Nota del editor: Jeb Bush, quien aspira a la candidatura republicana a la presidencia de Estados Unidos, fue el gobernador 43 de Florida, de 199 a 2007. Las opiniones recogidas en este texto pertenecen exclusivamente a Jeb Bush.
(CNN) — Millones de estadounidenses católicos como yo están emocionados de que el papa Francisco esté en su primera gira en Estados Unidos. Nuestro Padre Santo es un ejemplo de santidad personal y de interés profundo por los más vulnerables de nosotros. Nos recuerda que hay que hablar en nombre de los perseguidos, defender a los no nacidos, consolar a los afligidos y dar la bienvenida a los desconocidos.
Los entendidos quieren retratarlo como un político, pero su cargo es mucho más grande que eso: él es el líder espiritual del grupo de cristianos más numeroso de la Tierra y la inspiración de la gente de buena voluntad.
La Iglesia que Francisco encabeza nunca se cansa de proclamar la dignidad de todas las personas, una verdad que también yace en el corazón de nuestra forma de gobierno, que busca la libertad y la justicia para todos. Subyace a la libertad esencial de nuestra Constitución: la libertad de cultos, una libertad que demasiados miembros de nuestro gobierno han perdido de vista en años recientes.
Espero que la visita del papa Francisco a Estados Unidos sea un recordatorio poderoso de que en un país tan grande y diverso como el nuestro, podemos proteger la libertad de cultos y la libertad de consciencia al tiempo que respetamos a quienes tienen opiniones opuestas.
El catolicismo le ha dado cimientos a mi vida. La Iglesia católica siempre ha unido a mi familia.

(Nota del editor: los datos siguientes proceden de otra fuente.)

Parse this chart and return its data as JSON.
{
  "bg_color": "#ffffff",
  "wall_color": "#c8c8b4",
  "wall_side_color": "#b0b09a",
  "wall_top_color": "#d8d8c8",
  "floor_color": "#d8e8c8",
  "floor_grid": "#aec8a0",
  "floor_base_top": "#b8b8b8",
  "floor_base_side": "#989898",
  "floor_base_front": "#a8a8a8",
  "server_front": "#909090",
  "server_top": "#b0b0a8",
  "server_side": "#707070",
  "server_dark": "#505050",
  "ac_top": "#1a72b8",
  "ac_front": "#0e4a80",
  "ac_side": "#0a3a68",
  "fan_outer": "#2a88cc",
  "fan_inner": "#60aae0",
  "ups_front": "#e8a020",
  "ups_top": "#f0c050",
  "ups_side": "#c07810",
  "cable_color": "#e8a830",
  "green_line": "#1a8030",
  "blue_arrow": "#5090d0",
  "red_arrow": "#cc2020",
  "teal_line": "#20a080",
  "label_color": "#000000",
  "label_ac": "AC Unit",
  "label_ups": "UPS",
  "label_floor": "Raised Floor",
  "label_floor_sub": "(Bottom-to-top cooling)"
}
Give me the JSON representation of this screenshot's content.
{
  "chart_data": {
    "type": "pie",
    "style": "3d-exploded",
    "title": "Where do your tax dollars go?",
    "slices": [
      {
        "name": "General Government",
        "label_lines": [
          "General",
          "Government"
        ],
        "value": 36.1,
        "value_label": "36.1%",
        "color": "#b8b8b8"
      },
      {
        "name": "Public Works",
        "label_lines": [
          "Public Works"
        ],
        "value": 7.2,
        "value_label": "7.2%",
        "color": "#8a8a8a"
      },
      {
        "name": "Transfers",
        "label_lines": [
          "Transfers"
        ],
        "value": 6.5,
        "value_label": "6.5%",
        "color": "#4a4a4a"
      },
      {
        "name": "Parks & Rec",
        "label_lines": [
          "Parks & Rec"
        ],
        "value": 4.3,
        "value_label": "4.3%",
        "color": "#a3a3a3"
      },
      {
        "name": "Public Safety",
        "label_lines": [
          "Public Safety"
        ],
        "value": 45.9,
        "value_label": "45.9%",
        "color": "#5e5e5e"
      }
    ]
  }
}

Aun antes de mi propia conversión íbamos juntos a misa, compartíamos en familia el mensaje de esperanza y amor, orábamos por la paz y la gracia. Mi esposa creció con la religión católica, nos casamos en un centro para estudiantes católicos y criamos como católicos a nuestros hijos.
Después de haber perdido la primera vez que me postulé a gobernador de Florida, en 1994, evalué mi vida y mis creencias y decidí aceptar totalmente la religión que había guiado a mi familia y a mí durante tantos años. Asistí a las clases del Rito de Iniciación Cristiana para Adultos. Comprendí más los sacramentos de la Iglesia y la gracia que imparten. Estudié la doctrina de la Iglesia católica y cómo se renueva en cada era. Entre más aprendía, más apreciaba la rica historia de la Iglesia y sus enseñanzas, y la mano de Dios cambió mi corazón.
En los 20 años que han pasado desde que me convertí, la Iglesia me ha dado fe y esperanza para lidiar con los muchos desafíos de la vida.
Mis familiares tuvieron la bendición de conocer al papa Juan Pablo II, uno de los auténticos santos de nuestro tiempo. Recuerdo claramente el año de 1979, cuando san Juan Pablo, en solidaridad con el pueblo polaco, dio la comunión a más de un millón de católicos en Varsovia, nutrió su fe y alimentó su determinación de vivir en la verdad. Dio fuerza a una libertad que llevó a la liberación de Polonia y al fin del dominio soviético.
A solicitud de mi hermano (el expresidente de Estados Unidos, George W. Bush), recibí la bendición de encabezar la delegación estadounidense en la misa de nombramiento del papa Benedicto XVI en 2005. Fue verdaderamente un honor y una inspiración conocer a un líder espiritual tan devoto y considerado.
He sido testigo del poder de Dios a través de su Iglesia para influir en las vidas y transformar el mundo, tanto en el escenario mundial como en mi propio corazón. La Iglesia ha afianzado mis sentimientos y mis ideas de forma profunda a través de las ideas de la piedad, la penitencia y la dignidad y del potencial de cada vida, joven o vieja, rica o pobre, nacida o no nacida.
El poder de esa fe católica puede verse hoy, no solo en las multitudes que recibirán al papa Francisco en los próximos días, sino en los millones de hombres y mujeres que sanan a los enfermos, consuelan a los solitarios, trabajan por la paz y alimentan a los hambrientos. Es una fe que conmueve corazones y mentes y que trae alivio a quienes escuchan su mensaje de esperanza. Es, además, una fe que me enorgullece considerar propia.